On the plus side, macros have global scope and can be used for bit field definitions and type definitions.
On the negative side, macros are global, so they can cause conflicts if you just need a local constant. 
Lastly, a macro requires the ` character so that it will be recognized and expanded.

In SystemVerilog, parameters can be declared at the $root level so they can be global. This approach can replace many Verilog macros that were just being used as constants. You can use a typedef to replace those large macros. The next choice is a parameter. A Verilog parameter was loosely typed and was limited in scope to a single module. Verilog-2001 added typed parameters, but the limited scope kept parameters from being widely used.

SystemVerilog allows you to declare constant identifiers. You can declare an identifier as constant by prefixing the usual identifier definition with the keyword const. At the time of defining a constant, the user needs to provide a value for the identifier. At any later stage in the code, a SystemVerilog compiler disallows any modification to the value bound to the identifier.

// Constant bit 
const bit [63:0] data_bus='hB6AB31E0;
// Constant int bus width
const int bus_width = 8;
// Constant String VLSI Encyclopedia
const string name = "VLSI Encyclopedia";
// Constant method
function int count (const ref bytes[]);

In addition to a normal identifier declaration, the const modifier can be used to declare function/task arguments as constants. An argument to a function may be of either a pass-by-value or pass-by-reference type. When using pass-by-value semantics, the const modifier has the usual meaning; the locally bound parameter's value can not be changed in the given function.

When using pass-by-reference semantic (as is the case with const ref arrays), the SV compiler ensures that the referenced value is not modified by the code in the function. Normally arrays (even dynamic ones) are passed by value. 
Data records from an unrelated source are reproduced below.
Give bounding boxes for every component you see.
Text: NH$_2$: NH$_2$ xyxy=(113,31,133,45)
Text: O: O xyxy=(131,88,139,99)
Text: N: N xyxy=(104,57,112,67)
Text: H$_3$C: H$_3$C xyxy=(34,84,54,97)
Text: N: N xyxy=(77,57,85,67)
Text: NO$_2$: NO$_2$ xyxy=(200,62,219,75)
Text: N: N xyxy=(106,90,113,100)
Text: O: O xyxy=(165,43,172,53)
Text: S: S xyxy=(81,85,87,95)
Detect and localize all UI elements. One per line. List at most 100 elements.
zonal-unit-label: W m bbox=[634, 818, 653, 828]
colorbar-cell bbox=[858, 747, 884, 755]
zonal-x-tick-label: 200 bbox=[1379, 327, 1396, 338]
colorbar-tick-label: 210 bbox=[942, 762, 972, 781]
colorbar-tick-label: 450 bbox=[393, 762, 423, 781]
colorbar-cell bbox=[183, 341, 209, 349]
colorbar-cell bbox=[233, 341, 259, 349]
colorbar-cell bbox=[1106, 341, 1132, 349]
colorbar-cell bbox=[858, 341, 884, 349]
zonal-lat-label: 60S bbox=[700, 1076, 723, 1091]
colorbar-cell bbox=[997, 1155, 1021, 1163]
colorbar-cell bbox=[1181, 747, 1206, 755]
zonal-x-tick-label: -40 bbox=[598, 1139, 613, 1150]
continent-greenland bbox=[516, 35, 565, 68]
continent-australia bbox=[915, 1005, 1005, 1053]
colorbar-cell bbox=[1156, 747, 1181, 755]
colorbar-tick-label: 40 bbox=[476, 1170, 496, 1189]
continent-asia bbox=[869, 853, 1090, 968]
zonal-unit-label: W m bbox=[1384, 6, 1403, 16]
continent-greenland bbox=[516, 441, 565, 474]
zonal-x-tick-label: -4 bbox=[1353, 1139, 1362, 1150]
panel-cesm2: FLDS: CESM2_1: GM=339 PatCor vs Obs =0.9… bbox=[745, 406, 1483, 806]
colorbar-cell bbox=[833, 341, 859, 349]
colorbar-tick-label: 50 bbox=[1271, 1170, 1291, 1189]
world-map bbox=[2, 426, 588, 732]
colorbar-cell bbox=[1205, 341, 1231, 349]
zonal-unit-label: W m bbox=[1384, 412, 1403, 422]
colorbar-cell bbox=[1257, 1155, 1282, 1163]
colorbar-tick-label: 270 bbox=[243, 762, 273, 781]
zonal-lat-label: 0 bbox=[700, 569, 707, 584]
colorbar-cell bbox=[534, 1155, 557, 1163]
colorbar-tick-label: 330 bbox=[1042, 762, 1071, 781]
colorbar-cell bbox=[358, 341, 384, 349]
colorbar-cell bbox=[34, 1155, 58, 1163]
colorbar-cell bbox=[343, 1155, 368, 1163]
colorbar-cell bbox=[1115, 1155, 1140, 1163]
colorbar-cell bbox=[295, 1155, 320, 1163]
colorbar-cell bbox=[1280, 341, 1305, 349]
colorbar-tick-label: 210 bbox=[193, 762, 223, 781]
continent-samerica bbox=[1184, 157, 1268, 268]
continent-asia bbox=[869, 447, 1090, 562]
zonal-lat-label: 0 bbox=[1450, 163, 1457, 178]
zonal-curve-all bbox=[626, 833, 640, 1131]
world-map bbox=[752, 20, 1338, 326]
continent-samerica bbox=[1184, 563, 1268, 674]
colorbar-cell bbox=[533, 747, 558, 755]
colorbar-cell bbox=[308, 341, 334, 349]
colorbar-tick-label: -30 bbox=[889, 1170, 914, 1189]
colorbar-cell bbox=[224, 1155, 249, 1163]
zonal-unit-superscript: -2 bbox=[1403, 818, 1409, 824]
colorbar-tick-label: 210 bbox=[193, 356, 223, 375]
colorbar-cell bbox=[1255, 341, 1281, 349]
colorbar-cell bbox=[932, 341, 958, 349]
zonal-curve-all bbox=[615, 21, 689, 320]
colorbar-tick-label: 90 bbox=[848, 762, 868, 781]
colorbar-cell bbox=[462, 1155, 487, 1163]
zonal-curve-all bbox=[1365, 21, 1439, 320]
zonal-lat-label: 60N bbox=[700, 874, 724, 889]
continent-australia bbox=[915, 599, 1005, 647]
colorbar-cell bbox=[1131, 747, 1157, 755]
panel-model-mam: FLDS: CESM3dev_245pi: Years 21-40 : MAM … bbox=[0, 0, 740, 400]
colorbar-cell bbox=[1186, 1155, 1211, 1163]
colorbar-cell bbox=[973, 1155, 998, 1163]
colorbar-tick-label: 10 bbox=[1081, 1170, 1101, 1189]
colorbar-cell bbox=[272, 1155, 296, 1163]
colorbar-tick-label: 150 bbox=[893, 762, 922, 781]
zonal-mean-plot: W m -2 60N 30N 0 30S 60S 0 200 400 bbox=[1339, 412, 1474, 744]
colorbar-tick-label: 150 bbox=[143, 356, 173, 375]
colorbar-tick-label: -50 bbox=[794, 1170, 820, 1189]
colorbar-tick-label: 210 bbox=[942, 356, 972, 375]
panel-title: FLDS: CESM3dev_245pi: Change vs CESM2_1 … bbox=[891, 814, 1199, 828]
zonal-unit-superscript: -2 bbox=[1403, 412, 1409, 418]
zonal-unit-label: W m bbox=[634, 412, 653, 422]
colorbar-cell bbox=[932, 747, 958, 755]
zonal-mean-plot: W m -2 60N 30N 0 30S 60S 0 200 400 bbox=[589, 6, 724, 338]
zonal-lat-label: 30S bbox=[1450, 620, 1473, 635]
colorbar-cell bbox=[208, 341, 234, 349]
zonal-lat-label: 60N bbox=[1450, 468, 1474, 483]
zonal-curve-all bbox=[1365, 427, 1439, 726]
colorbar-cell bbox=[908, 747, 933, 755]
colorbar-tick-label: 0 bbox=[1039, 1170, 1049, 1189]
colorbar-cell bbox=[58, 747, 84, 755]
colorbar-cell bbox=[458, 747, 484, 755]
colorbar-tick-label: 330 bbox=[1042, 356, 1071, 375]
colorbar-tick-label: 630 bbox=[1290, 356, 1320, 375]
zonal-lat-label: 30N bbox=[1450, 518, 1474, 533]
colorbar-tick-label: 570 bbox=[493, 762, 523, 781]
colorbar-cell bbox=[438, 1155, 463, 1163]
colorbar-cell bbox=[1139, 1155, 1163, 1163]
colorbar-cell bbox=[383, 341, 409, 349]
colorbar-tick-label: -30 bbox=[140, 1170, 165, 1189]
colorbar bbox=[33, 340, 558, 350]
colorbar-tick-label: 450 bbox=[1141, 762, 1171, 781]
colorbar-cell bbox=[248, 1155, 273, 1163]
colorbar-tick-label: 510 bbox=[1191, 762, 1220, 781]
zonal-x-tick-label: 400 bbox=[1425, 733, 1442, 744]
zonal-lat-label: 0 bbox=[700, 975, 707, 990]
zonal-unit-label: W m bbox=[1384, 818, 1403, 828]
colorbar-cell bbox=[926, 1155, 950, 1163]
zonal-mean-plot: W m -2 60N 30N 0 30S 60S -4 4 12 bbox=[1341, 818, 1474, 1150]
Since arrays could be very big, SystemVerilog allows you to declare an array parameter type as a reference, by prefixing the function parameter with keyword ref. But this introduces the danger of a user inadvertently altering the arrays (actually it's elements) value. By prefix const to the reference array parameter, you can avoid this danger. The compiler would ensure that inside the function, a user can not alter the arrays value.

Note :
Constant identifiers in SystemVerilog are not compile time constants. As a result it is not allowed to use a constant as a range parameter for an array. This is much unlike C++, wherein constants are compile time constants. As an alternative, SystemVerilog users are allowed to use parameters (aka parameterized functions and classes) as range specifiers for an array.